Повара сбились с ног, стараясь приготовить как можно больше различных яств, ведь завтра в замок хлынут не только дворяне, но и окрестные простолюдины, да и из Холлтбурга прибудет немало горожан. Это тот редкий случай, когда в графское поместье можно будет войти всем желающим, даже последнему нищему. Кто же упустит такую чудную возможность полюбопытствовать, как живет владетель здешних земель? А угостить во славу покойного графа полагалось всех пришедших с ним проститься.

Наконец написано было все, что нужно, и Фелис по привычке похвалил сам себя, как делал всегда после должным образом выполненной работы. Можно было отойти ко сну. Его покои находились неподалеку, рядом с кабинетом, чтоб не тратить зря драгоценное время на переходы по нескончаемым коридорам замка.

Он разделся и лег в свою по-холостяцки узкую и жесткую кровать. В соседнем зале большие напольные часы гулко отбили три часа пополуночи, но ему все не спалось, видимо, сказывалось напряжение суетного дня.

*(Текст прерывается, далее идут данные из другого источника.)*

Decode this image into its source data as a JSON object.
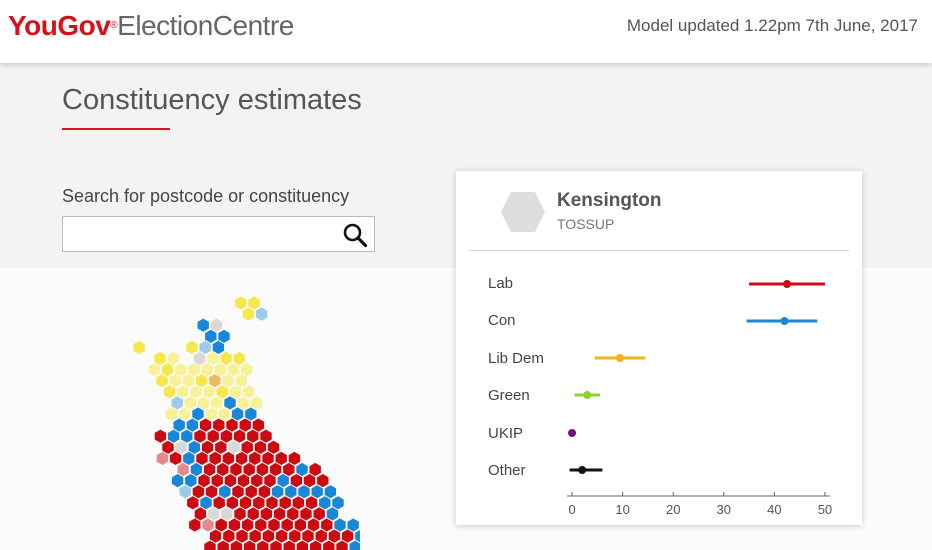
{
  "header": {
    "logo_you": "You",
    "logo_gov": "Gov",
    "logo_reg": "®",
    "logo_centre": "ElectionCentre",
    "updated": "Model updated 1.22pm 7th June, 2017"
  },
  "page": {
    "title": "Constituency estimates"
  },
  "search": {
    "label": "Search for postcode or constituency",
    "placeholder": "",
    "value": ""
  },
  "colors": {
    "lab": "#cc0a12",
    "con": "#1a86d8",
    "libdem": "#f6b21b",
    "green": "#8fd327",
    "ukip": "#70147a",
    "other": "#111111",
    "tossup": "#dddddd"
  },
  "constituency": {
    "name": "Kensington",
    "status": "TOSSUP"
  },
  "chart_data": {
    "type": "scatter",
    "categories": [
      "Lab",
      "Con",
      "Lib Dem",
      "Green",
      "UKIP",
      "Other"
    ],
    "estimates": [
      {
        "party": "Lab",
        "value": 42.5,
        "low": 35,
        "high": 50,
        "color": "#cc0a12"
      },
      {
        "party": "Con",
        "value": 42,
        "low": 34.5,
        "high": 48.5,
        "color": "#1a86d8"
      },
      {
        "party": "Lib Dem",
        "value": 9.5,
        "low": 4.5,
        "high": 14.5,
        "color": "#f6b21b"
      },
      {
        "party": "Green",
        "value": 3,
        "low": 0.5,
        "high": 5.5,
        "color": "#8fd327"
      },
      {
        "party": "UKIP",
        "value": 0,
        "low": 0,
        "high": 0,
        "color": "#70147a"
      },
      {
        "party": "Other",
        "value": 2,
        "low": -0.5,
        "high": 6,
        "color": "#111111"
      }
    ],
    "xticks": [
      0,
      10,
      20,
      30,
      40,
      50
    ],
    "xlim": [
      -1,
      51
    ]
  },
  "hexmap": {
    "rows": [
      "         YY",
      "         Ys",
      "      bt",
      "      bb",
      " Y   Ysb",
      "  Yy tyYY",
      "  yYyyyyyy",
      "  YyyYoyy",
      "   YyyyYyy",
      "   syyybyy",
      "   yybyybb",
      "   bbRRRRR",
      "  RbbRRRRRR",
      "  RtbRRtRRR",
      "  PRbRRRRRRRR",
      "   PbRRRRRRRbR",
      "   bbRRRRRRbRRR",
      "   sRRbRRRbbbbb",
      "    RbRRRRRRRRbb",
      "    RttRRRRRRRb",
      "    RPRRRRRRRRRbb",
      "     RRRRRRRRRRRb",
      "     RRRRRRRRRRRb"
    ],
    "palette": {
      "R": "#cc0a12",
      "P": "#e38a8d",
      "t": "#d8d8d8",
      "b": "#1a86d8",
      "s": "#9ccbee",
      "Y": "#f6e84a",
      "y": "#f8f196",
      "o": "#f0b865"
    }
  }
}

Чтоб не тратить время попусту в напрасных усилиях призвать непослушный сон, он решил заняться приятным делом. Не одеваясь, накинул теплый халат, крепко затянул пояс на чуть заметном животике и направился по пустынным коридорам в южную башню. Здесь была установлена прельстившая его раз и навсегда оптическая труба, позволявшая наблюдать за таинственно мерцающими звездами. Труба принадлежала графу, но тот не возражал, если его помощник время от времени пялился в ночное небо.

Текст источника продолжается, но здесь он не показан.